Mirroring the largely restrained reaction from Beijing so far, Chinese media have downplayed the phone call between United States President-elect Donald Trump and Taiwan President Tsai Ing-wen, putting it down to the inexperience of Mr Trump and his team.
But they slammed Ms Tsai and her team for the "petty gambit", warning her not to try "tricks" that could raise cross-strait tensions.
The phone call was the first direct contact reported between a US president or president-elect and a leader of Taiwan since Washington established diplomatic relations with Beijing in 1979.
An editorial in the state-owned China Daily dismissed the importance of the 10-minute phone call last Friday, even though it acknowledged it was unprecedented.
It said the call had "exposed nothing but his (Mr Trump's) and his transition team's inexperience in dealing with foreign affairs".
A commentator named Zhishan from state-owned broadcaster CCTV was quoted as saying that while Mr Trump will bring his distinctive personality into the White House, he does not have the ability to influence Sino-US ties.

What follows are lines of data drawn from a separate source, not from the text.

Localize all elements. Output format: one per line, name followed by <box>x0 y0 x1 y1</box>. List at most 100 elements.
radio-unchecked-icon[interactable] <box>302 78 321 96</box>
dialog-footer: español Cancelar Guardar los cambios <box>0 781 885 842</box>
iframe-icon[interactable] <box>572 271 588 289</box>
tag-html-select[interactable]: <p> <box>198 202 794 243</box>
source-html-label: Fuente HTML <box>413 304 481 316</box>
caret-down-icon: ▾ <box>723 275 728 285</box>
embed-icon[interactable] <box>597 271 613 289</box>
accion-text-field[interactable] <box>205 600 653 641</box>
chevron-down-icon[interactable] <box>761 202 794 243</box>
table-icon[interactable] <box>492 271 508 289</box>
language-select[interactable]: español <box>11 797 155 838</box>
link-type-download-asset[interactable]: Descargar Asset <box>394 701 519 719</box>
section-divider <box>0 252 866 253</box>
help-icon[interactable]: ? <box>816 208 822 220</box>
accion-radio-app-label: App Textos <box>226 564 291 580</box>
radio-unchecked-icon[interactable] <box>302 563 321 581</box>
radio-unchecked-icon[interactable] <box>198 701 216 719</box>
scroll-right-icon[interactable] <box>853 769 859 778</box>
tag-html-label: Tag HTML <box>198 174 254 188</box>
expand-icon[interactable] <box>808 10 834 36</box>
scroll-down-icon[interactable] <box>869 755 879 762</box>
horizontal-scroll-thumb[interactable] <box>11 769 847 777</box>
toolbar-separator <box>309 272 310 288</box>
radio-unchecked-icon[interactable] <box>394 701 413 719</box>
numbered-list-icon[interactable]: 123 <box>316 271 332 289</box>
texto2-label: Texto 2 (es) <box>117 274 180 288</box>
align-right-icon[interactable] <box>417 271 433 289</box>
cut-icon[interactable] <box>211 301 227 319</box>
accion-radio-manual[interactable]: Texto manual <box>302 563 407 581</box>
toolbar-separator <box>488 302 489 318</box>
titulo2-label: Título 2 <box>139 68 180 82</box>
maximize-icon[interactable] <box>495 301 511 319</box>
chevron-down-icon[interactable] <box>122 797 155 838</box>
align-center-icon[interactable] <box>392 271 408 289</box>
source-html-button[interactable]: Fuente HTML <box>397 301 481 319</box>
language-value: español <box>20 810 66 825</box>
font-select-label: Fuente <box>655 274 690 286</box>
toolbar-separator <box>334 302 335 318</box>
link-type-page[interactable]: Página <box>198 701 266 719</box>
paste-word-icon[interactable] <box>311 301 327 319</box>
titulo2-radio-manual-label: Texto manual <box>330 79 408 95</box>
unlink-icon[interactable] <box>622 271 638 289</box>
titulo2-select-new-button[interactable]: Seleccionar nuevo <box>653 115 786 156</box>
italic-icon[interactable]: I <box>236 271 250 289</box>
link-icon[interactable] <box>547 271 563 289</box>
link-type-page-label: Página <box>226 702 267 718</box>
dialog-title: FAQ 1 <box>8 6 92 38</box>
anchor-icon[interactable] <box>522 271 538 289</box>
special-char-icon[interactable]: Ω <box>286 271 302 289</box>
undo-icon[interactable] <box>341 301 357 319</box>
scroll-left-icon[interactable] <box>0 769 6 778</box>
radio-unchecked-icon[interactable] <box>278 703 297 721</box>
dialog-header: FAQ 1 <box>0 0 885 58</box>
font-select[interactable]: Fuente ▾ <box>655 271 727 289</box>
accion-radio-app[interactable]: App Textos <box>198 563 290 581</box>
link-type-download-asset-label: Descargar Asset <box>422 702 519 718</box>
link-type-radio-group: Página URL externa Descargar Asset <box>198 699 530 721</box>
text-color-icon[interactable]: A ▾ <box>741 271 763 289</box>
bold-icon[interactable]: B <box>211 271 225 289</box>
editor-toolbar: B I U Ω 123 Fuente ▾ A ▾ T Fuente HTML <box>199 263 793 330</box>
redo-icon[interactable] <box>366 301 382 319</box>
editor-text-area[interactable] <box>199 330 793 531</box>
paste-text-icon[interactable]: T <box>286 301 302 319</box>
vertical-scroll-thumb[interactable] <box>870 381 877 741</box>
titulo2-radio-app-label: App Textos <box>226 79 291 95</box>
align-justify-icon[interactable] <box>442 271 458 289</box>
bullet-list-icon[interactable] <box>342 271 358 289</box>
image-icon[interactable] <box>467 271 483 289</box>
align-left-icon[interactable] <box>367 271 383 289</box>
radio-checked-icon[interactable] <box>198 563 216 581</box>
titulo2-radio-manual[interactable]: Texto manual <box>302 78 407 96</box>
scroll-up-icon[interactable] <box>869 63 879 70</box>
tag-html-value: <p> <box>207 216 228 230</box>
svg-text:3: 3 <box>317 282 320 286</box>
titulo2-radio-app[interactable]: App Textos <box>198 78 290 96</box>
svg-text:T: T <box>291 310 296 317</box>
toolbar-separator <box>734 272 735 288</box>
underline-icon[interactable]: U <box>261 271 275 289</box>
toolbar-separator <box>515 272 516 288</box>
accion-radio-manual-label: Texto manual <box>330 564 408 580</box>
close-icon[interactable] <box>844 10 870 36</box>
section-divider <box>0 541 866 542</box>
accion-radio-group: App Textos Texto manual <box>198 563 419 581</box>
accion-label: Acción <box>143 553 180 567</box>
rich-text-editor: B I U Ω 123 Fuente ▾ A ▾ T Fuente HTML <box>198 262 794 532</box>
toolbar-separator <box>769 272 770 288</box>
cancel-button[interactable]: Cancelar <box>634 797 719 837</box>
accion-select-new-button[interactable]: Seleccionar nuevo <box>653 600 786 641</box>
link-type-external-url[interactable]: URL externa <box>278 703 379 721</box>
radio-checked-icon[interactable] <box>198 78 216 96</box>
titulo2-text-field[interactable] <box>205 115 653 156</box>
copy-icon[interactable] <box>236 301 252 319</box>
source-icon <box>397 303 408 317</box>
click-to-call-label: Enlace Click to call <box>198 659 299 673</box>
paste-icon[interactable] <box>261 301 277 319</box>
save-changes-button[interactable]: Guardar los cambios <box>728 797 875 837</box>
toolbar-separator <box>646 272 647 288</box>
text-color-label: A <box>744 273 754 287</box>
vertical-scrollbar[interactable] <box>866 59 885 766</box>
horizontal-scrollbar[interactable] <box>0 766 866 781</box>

The development of Sino-US ties has its inherent drivers, and meetings between leaders over the years have maintained deep strategic communication between both sides, which will not change due to a phone call, said the commentator.
A Global Times editorial noted Mr Trump "has been known for not playing by the rules since he started running for president". It said: "By answering Tsai's call, he may want to test how China would react and therefore prepare him for dealing with the country and gaining some advantage after he takes office."
It warned that if Mr Trump wants to "overstep the One-China principle", he will destroy Sino-US ties, overturning the "current pattern between Beijing and Washington as well as international order".
Meanwhile, some in the Chinese media urged Ms Tsai to give up the illusion that the call will help improve Taiwan's chances for formal independence from China. "If the Taiwan government ever does anything to break the status quo, it must pay the price," said The Global Times.
Echoing sentiments in Chinese academic circles where many believed Beijing should react more strongly to Mr Trump's action, Sino-US expert Shen Dingli of Fudan University told The New York Times that China should cut ties with the US if Mr Trump continues to maintain contacts with Taiwan after taking office. "I would close our embassy in Washington and withdraw our diplomats," he said. "I would be perfectly happy to end the relationship."